6.3.1982
I had to pick chicken or fish today. Rebecca wants to get all of the minor stuff out of the way ASAP so her mom can’t help with the plans. Not that I don’t blame her. Her mom is a bitch. Chicken or fish? That’s it? There are only two choices? Who thought of that rule?
It’s only a couple of months away, but it feels like Christmas Eve when you’re eight, and you can’t fall asleep because you just need to know what the next day is going to bring. I love this girl. P&R. Petey & Rebecca. Forever. And ever.
That’s what I told Chuck at the record store this afternoon when were browsing the New Wave section. With a Go-Go’s LP in hand, he asked “Well why else are you doing it? You love her and she loves you. That simple.”
And I nodded in agreement. I do love this girl. I just don’t know if I can spend the rest of my life with her. I mean, sixty years of wedded bliss? Married to the same person. Living with their faults, and them with yours. Sex with them. Only them. Raising kids. They’ll probably be brats because Rebecca will let them walk all over us since she doesn’t want to be her mother. My parents were happily married three years and couldn’t stand each other for twenty-three.
I ended up telling Rebecca that I wanted chicken for my dinner at the reception. Make sense I guess. I marry Rebecca Edwards in just a few weeks, and all I can think about is how much I don’t want to. But I love this girl. Maybe. Kind of.
I serve this dude’s rum & Coke, third in twenty minutes so I need to watch him sooner than later, and I start to wipe a glass clean. I look up. Our eyes lock. It’s only for a moment, and then someone walks between us. And then she’s gone. And I think with only a few weeks left before I marry Rebecca, I just fell in love. Real love. No maybe’s. No kind of’s. This is it. And now she’s gone.
6.6.82
For the last three days, she’s been in my mind. And it’s not like I even caught a glimpse of her for more than just a couple of seconds. But it’s those moments, they say, that change you. I don’t know. Maybe I’m reaching.
Fleetwood Mac comes over the jukebox as some rowdies from out of town start to push each other around. I think about a show I went to with Rebecca in 79, smoking pot in the parking lot before the show. And I think about how that only intensified the spectacle of Stevie Nicks twirling on stage. Rebecca turned to me and mouthed the chorus to “Say You Love Me”, and I think “this is it.” But it wasn’t.

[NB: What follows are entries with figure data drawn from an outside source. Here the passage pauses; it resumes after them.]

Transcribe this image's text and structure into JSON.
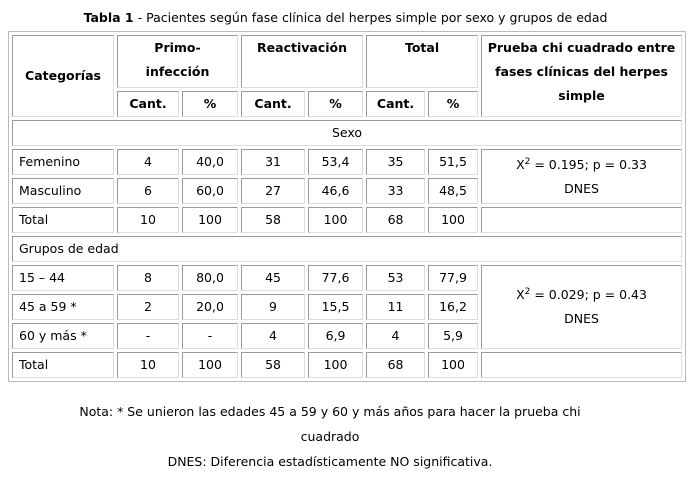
{
  "caption": {
    "label": "Tabla 1",
    "text": " - Pacientes según fase clínica del herpes simple por sexo y grupos de edad"
  },
  "header": {
    "categorias": "Categorías",
    "primo": "Primo-infección",
    "primo_l1": "Primo-",
    "primo_l2": "infección",
    "reactivacion": "Reactivación",
    "total": "Total",
    "prueba": "Prueba chi cuadrado entre fases clínicas del herpes simple",
    "cant": "Cant.",
    "pct": "%"
  },
  "sections": {
    "sexo": "Sexo",
    "edad": "Grupos de edad"
  },
  "rows": [
    {
      "cat": "Femenino",
      "v": [
        "4",
        "40,0",
        "31",
        "53,4",
        "35",
        "51,5"
      ]
    },
    {
      "cat": "Masculino",
      "v": [
        "6",
        "60,0",
        "27",
        "46,6",
        "33",
        "48,5"
      ]
    },
    {
      "cat": "Total",
      "v": [
        "10",
        "100",
        "58",
        "100",
        "68",
        "100"
      ]
    },
    {
      "cat": "15 – 44",
      "v": [
        "8",
        "80,0",
        "45",
        "77,6",
        "53",
        "77,9"
      ]
    },
    {
      "cat": "45 a 59 *",
      "v": [
        "2",
        "20,0",
        "9",
        "15,5",
        "11",
        "16,2"
      ]
    },
    {
      "cat": "60 y más *",
      "v": [
        "-",
        "-",
        "4",
        "6,9",
        "4",
        "5,9"
      ]
    },
    {
      "cat": "Total",
      "v": [
        "10",
        "100",
        "58",
        "100",
        "68",
        "100"
      ]
    }
  ],
  "tests": {
    "sexo": {
      "x": "X",
      "exp": "2",
      "stat": " = 0.195; p = 0.33",
      "sig": "DNES"
    },
    "edad": {
      "x": "X",
      "exp": "2",
      "stat": " = 0.029; p = 0.43",
      "sig": "DNES"
    }
  },
  "notes": {
    "line1": "Nota: * Se unieron las edades 45 a 59 y 60 y más años para hacer la prueba chi",
    "line2": "cuadrado",
    "line3": "DNES: Diferencia estadísticamente NO significativa."
  }
}
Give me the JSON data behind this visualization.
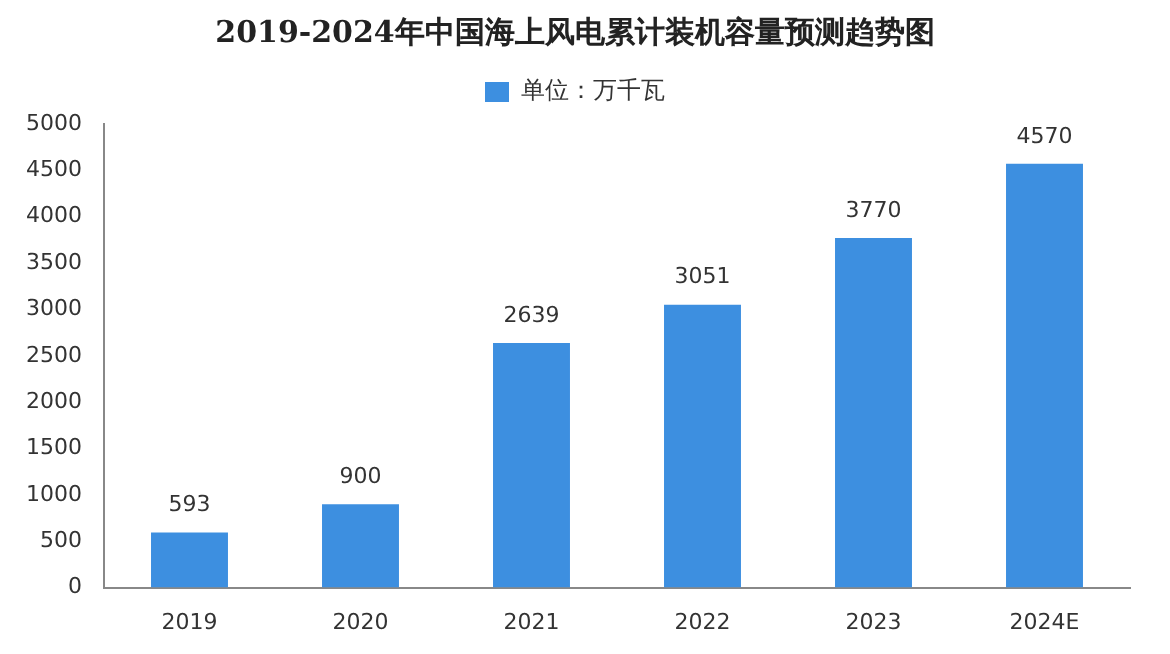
{
  "chart_data": {
    "type": "bar",
    "title": "2019-2024年中国海上风电累计装机容量预测趋势图",
    "categories": [
      "2019",
      "2020",
      "2021",
      "2022",
      "2023",
      "2024E"
    ],
    "series": [
      {
        "name": "单位：万千瓦",
        "color": "#3d8fe0",
        "values": [
          593,
          900,
          2639,
          3051,
          3770,
          4570
        ]
      }
    ],
    "ylim": [
      0,
      5000
    ],
    "yticks": [
      0,
      500,
      1000,
      1500,
      2000,
      2500,
      3000,
      3500,
      4000,
      4500,
      5000
    ],
    "grid": false,
    "legend": "top",
    "data_labels": true
  }
}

The rowdies are kicked out of the bar and complain about the shoddy service anyway. For the last three days, Chuck and I have brainstormed every girl that we know that is a regular to see if the mystery girl could be related in somehow. And we’ve struck out on all accounts.
“You’re a million miles away,” Rebecca said to me last night, late, darkened bedroom.
“I’m right here with you, babe,” is what I reply with, but it’s not the truth. I was actually thinking about my brother Billy, somewhere in Florida, running a night club, living the high life. Two years younger than me, but always more motivated to succeed. He left in 77 after graduating from high school, and went down to Miami, or Daytona, or one of those towns where there are hot chicks at the clubs, loud music, and sun most of the year. He called Mom last Christmas to let her know that he had opened his club and wanted her to come down and see it. Mom didn’t seem anxious to do that, but finally agreed she would after the wedding, since I wouldn’t be around.
And I thought that maybe Billy should’ve been the oldest and I could’ve looked up to him like he was supposed to do with me. But that didn’t happen. He didn’t drop out of high school during his junior year, and he didn’t get Theresa Moltisanti knocked up one spring night in 76. He doesn’t have a five year old girl that he has to pay checks to every month but has never seen.
Rebecca rolled over at that point, and laid her arm across my chest, and kissed me softly on the cheek. And I did my best to shove Theresa and Annie out of my mind. And then “she” flashed across my brain again. And this time, my imagination allowed for me to see her smile, and wave at me, even though that hadn’t happened in real life. And I walk through the hatch in the bar, and to her table.
“I’m Petey, I’m twenty-four, and I have a daughter I’ve never seen. But I want to say you are the most beautiful thing I’ve ever laid my eyes on,” I say with dignity and grace, even though it’s probably the line that has the least amount of either that I can think of. And before she could respond, Rebecca shifted in bed, and my daydream was gone like that.
I finish pouring a pint of beer to some middle aged guy with a girl on his arm that was definitely not his wife. Springsteen being born to run blares through the speakers. And a tap on my shoulder as my back is turned. And then, she’s there. And she’s smiling. And I’m speechless.